What made it less important after the revolution is the fact in the Cuban case, black communities benefited from the developmental state. It must be noted that unlike South Africa, Cuba provided free quality health care, education and other social services for all its citizens after the revolution.
This denial of racism by Cuban authorities has allowed racism to resurface much more strongly in Cuba in recent years with the bringing back private ownership of property. It is an open secret that the tourism industry is booming in the context of racist practices. For example, it is alleged that hotels and tourist companies are now actively engaged in racialised employment practices. More and more black Cubans are employed in jobs in hotels where they are not visible to tourists, which are usually poorly paying jobs. One reporter reported that the perception is that tourists prefer to be served by light complexion Cubans as opposed to dark. Also with the growing of inequalities in Cuba, more and more black people feel the effects of racism. As a result, to the young black Cubans growing up under the current conditions of increasing inequalities, racism is an issue of concern.

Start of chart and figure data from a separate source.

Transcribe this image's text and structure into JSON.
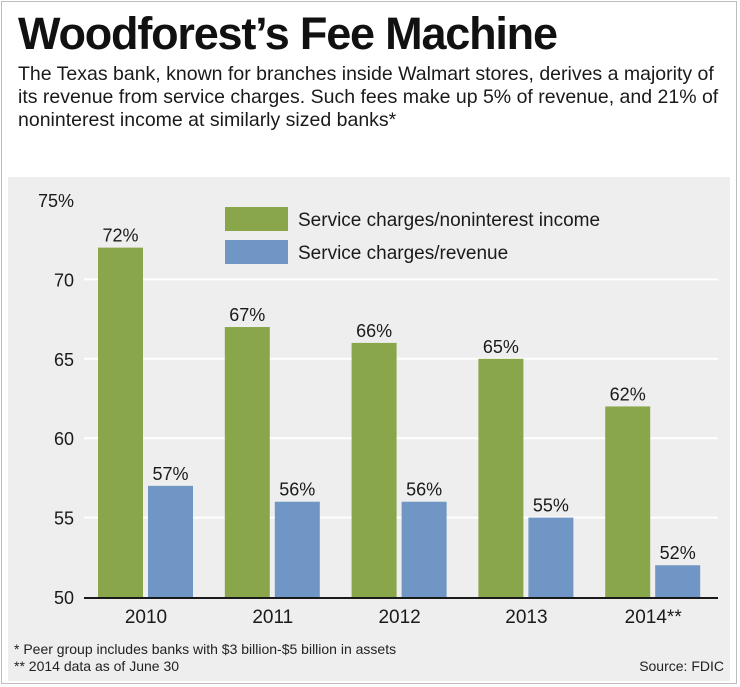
{
  "title": "Woodforest’s Fee Machine",
  "subtitle": "The Texas bank, known for branches inside Walmart stores, derives a majority of its revenue from service charges. Such fees make up 5% of revenue, and 21% of noninterest income at similarly sized banks*",
  "footnotes": {
    "peer": "* Peer group includes banks with $3 billion-$5 billion in assets",
    "date": "** 2014 data as of June 30"
  },
  "source": "Source: FDIC",
  "colors": {
    "green": "#8aa64a",
    "blue": "#6f96c4",
    "panel": "#eeeeee",
    "grid": "#ffffff"
  },
  "chart_data": {
    "type": "bar",
    "categories": [
      "2010",
      "2011",
      "2012",
      "2013",
      "2014**"
    ],
    "series": [
      {
        "name": "Service charges/noninterest income",
        "values": [
          72,
          67,
          66,
          65,
          62
        ],
        "labels": [
          "72%",
          "67%",
          "66%",
          "65%",
          "62%"
        ]
      },
      {
        "name": "Service charges/revenue",
        "values": [
          57,
          56,
          56,
          55,
          52
        ],
        "labels": [
          "57%",
          "56%",
          "56%",
          "55%",
          "52%"
        ]
      }
    ],
    "yticks": [
      "75%",
      "70",
      "65",
      "60",
      "55",
      "50"
    ],
    "ylim": [
      50,
      75
    ],
    "grid": true,
    "legend": "top"
  }
}
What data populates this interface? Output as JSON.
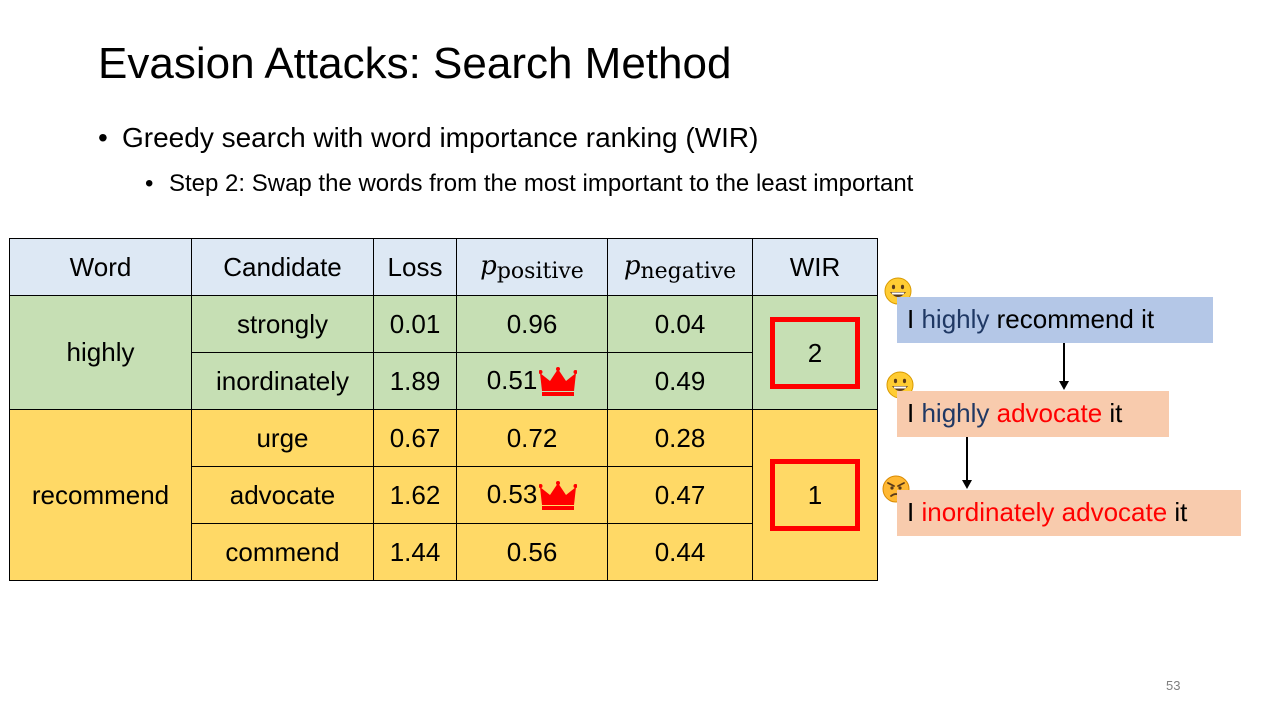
{
  "slide": {
    "title": "Evasion Attacks: Search Method",
    "bullet1": "Greedy search with word importance ranking (WIR)",
    "bullet2": "Step 2: Swap the words from the most important to the least important",
    "page_number": "53"
  },
  "table": {
    "headers": {
      "word": "Word",
      "candidate": "Candidate",
      "loss": "Loss",
      "p_symbol": "p",
      "positive_sub": "positive",
      "negative_sub": "negative",
      "wir": "WIR"
    },
    "groups": [
      {
        "word": "highly",
        "wir": "2",
        "rows": [
          {
            "candidate": "strongly",
            "loss": "0.01",
            "p_pos": "0.96",
            "p_neg": "0.04",
            "crown": false
          },
          {
            "candidate": "inordinately",
            "loss": "1.89",
            "p_pos": "0.51",
            "p_neg": "0.49",
            "crown": true
          }
        ]
      },
      {
        "word": "recommend",
        "wir": "1",
        "rows": [
          {
            "candidate": "urge",
            "loss": "0.67",
            "p_pos": "0.72",
            "p_neg": "0.28",
            "crown": false
          },
          {
            "candidate": "advocate",
            "loss": "1.62",
            "p_pos": "0.53",
            "p_neg": "0.47",
            "crown": true
          },
          {
            "candidate": "commend",
            "loss": "1.44",
            "p_pos": "0.56",
            "p_neg": "0.44",
            "crown": false
          }
        ]
      }
    ]
  },
  "sentences": {
    "s1": {
      "w1": "I ",
      "w2": "highly",
      "w3": " recommend it"
    },
    "s2": {
      "w1": "I ",
      "w2": "highly",
      "w3": " ",
      "w4": "advocate",
      "w5": " it"
    },
    "s3": {
      "w1": "I ",
      "w2": "inordinately advocate",
      "w3": " it"
    }
  },
  "colors": {
    "header_bg": "#dde8f4",
    "green_bg": "#c6dfb4",
    "yellow_bg": "#ffd966",
    "highlight_red": "#ff0000",
    "sentence_blue_bg": "#b4c7e7",
    "sentence_peach_bg": "#f8cbad"
  }
}
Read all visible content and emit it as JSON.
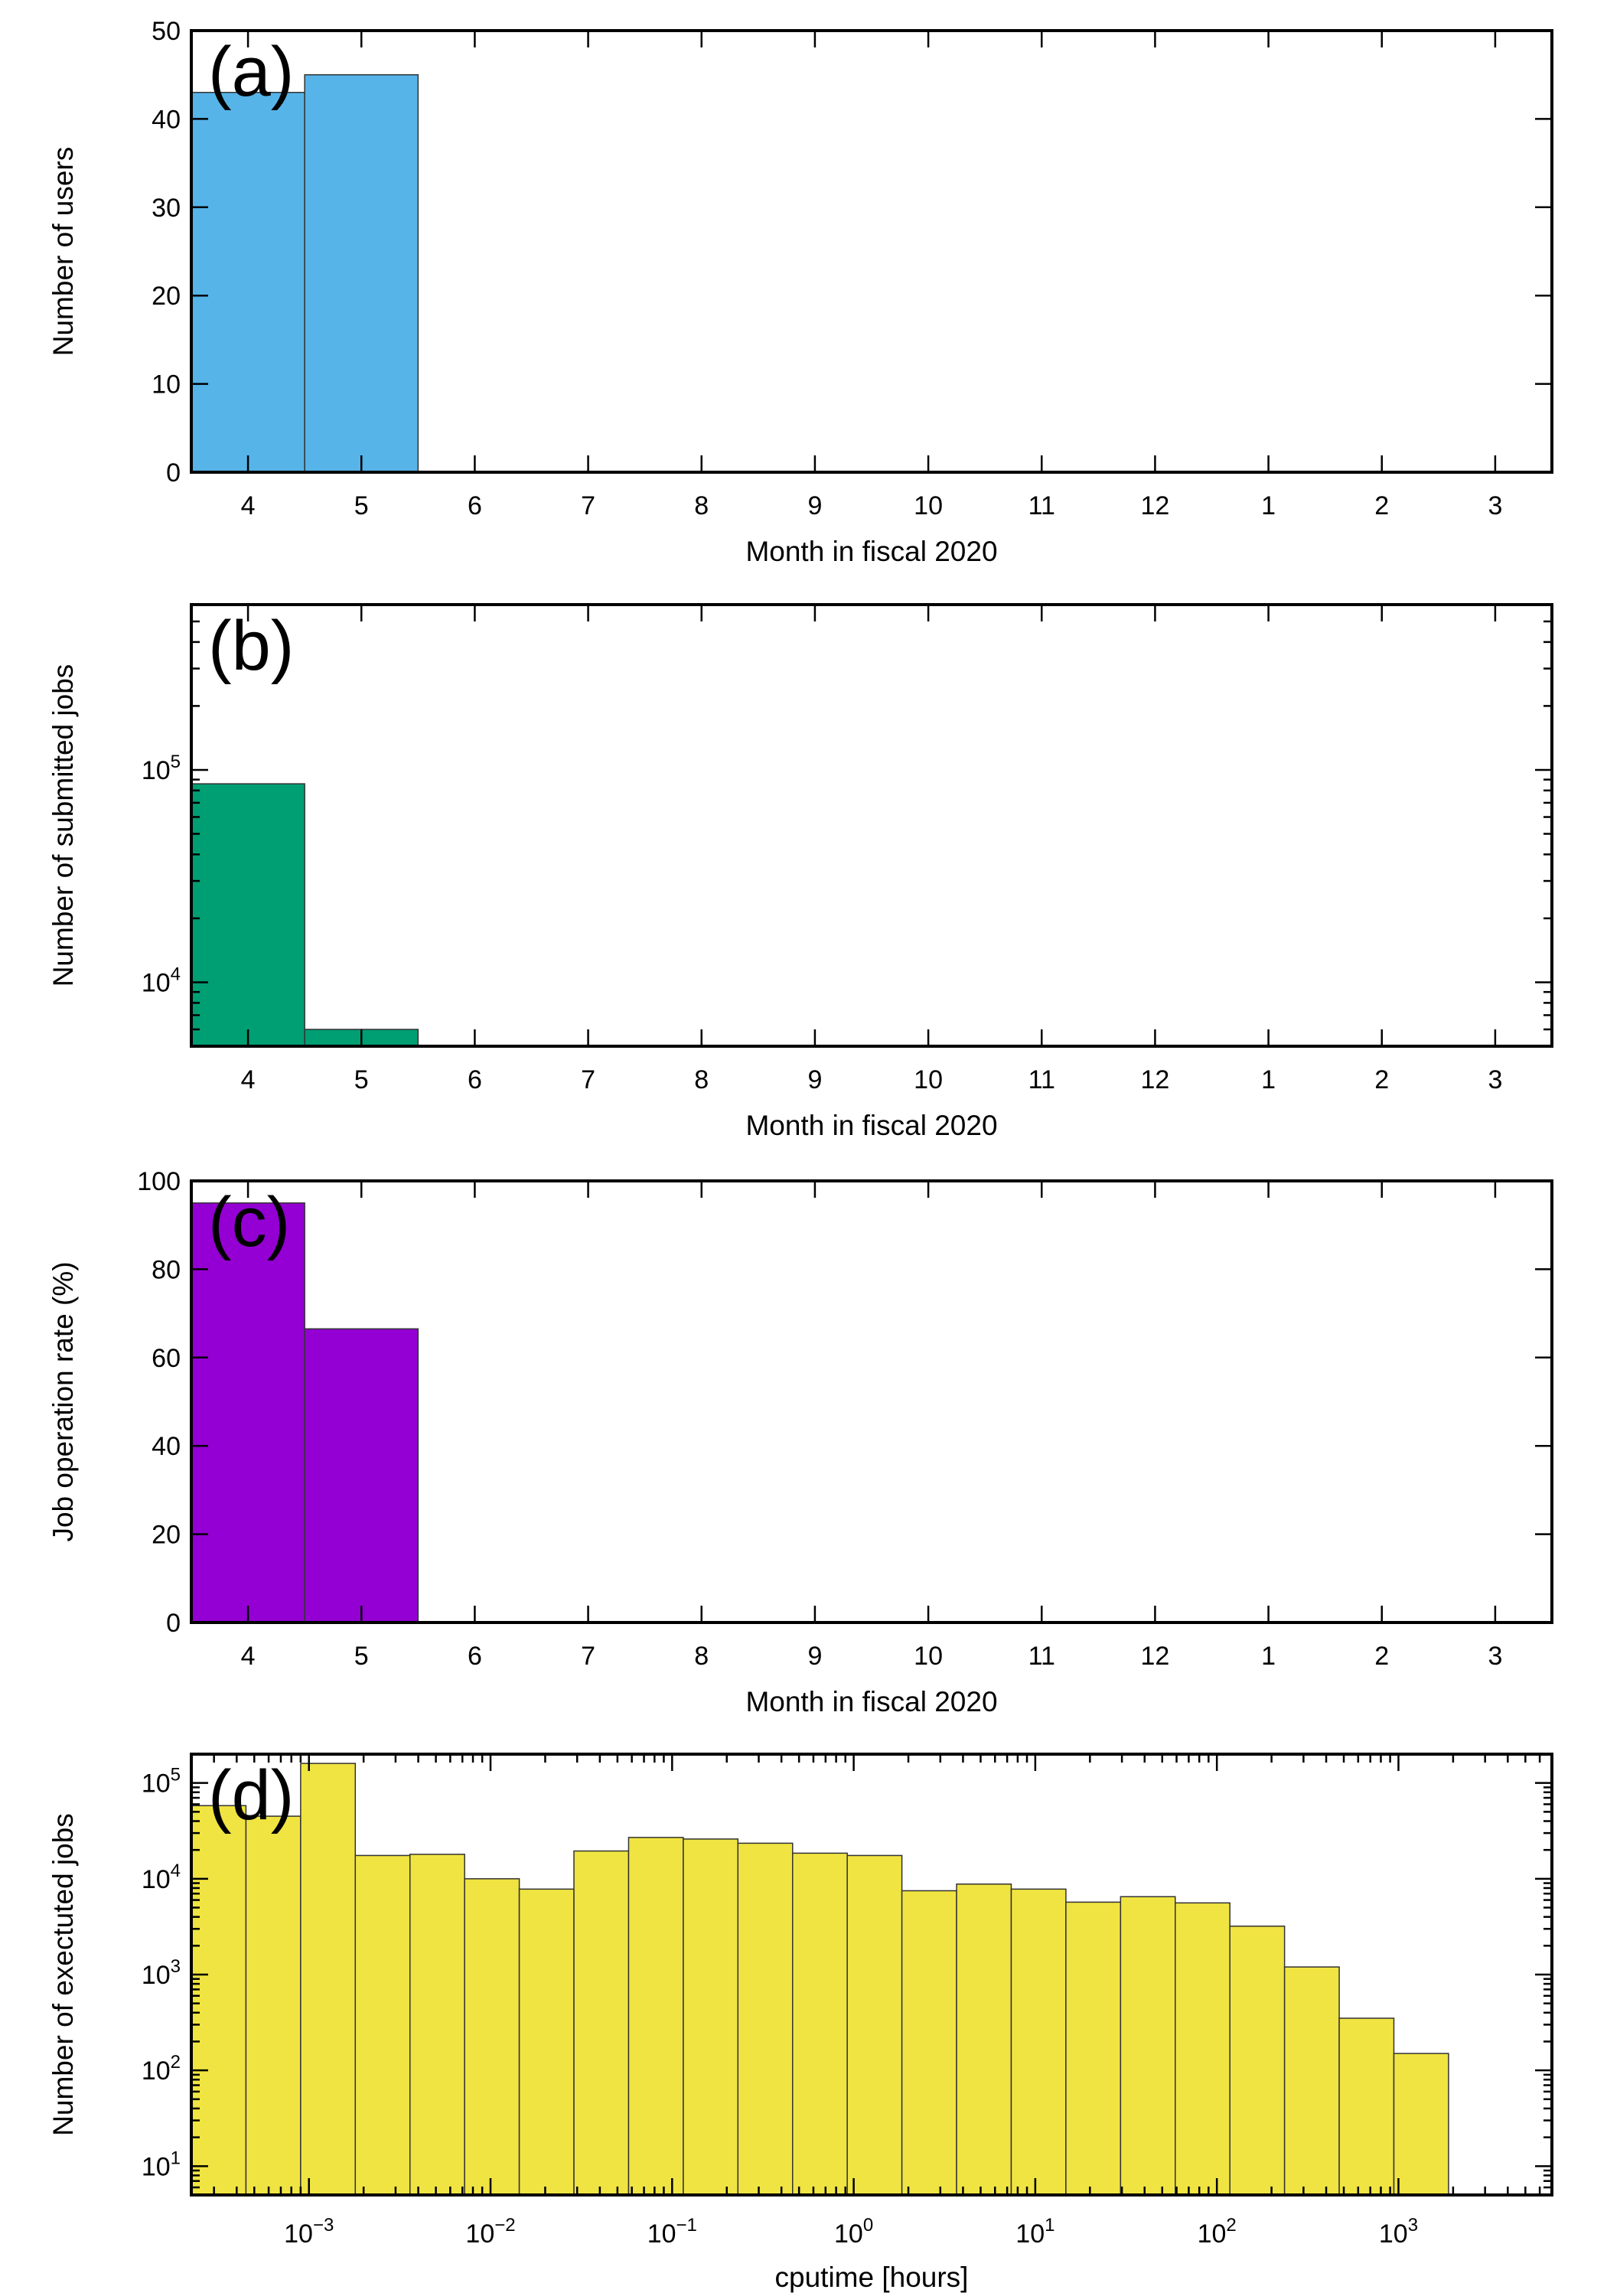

One of the things we can learn is that racism cannot be washed away by wishes even in the context where government policies are geared towards the poor. In South Africa, we cannot say that policies are geared towards the poor, because social services are provided to only to those who can afford, so how much worse can the problem be? Denial of racism is dangerous for social stability. Another lesson is that you do not need corrective policies such as affirmative action or employment equity alone while your whole political-economic framework is promoting competitiveness in the free market. What you are doing with these policies is to serve the markets and not to serve the social and political purpose of social redress. This is fundamental in the failure of our policies.
The Cuban approach of providing free social services to all those who cannot afford them seems more important to me even than affirmative action or employment equity. We should aim for an economic system that provides good quality jobs to everyone without regard to colour. Where jobs cannot be provided to all we must provide social support to all those who are poor without regard to colour. However, we must bear in mind that we are coming out of a systematic system of racism which we need to undo. That means that we must be conscious of the effect of apartheid racism in shaping our material accumulation or non-accumulation, in our mindset, in our views about one another and in our public and private institutions in their practices. All these racist patterns will affect whatever we do in future until we have succeeded in overcoming them, which will be in the generations to come when social inequalities are eventually eradicated.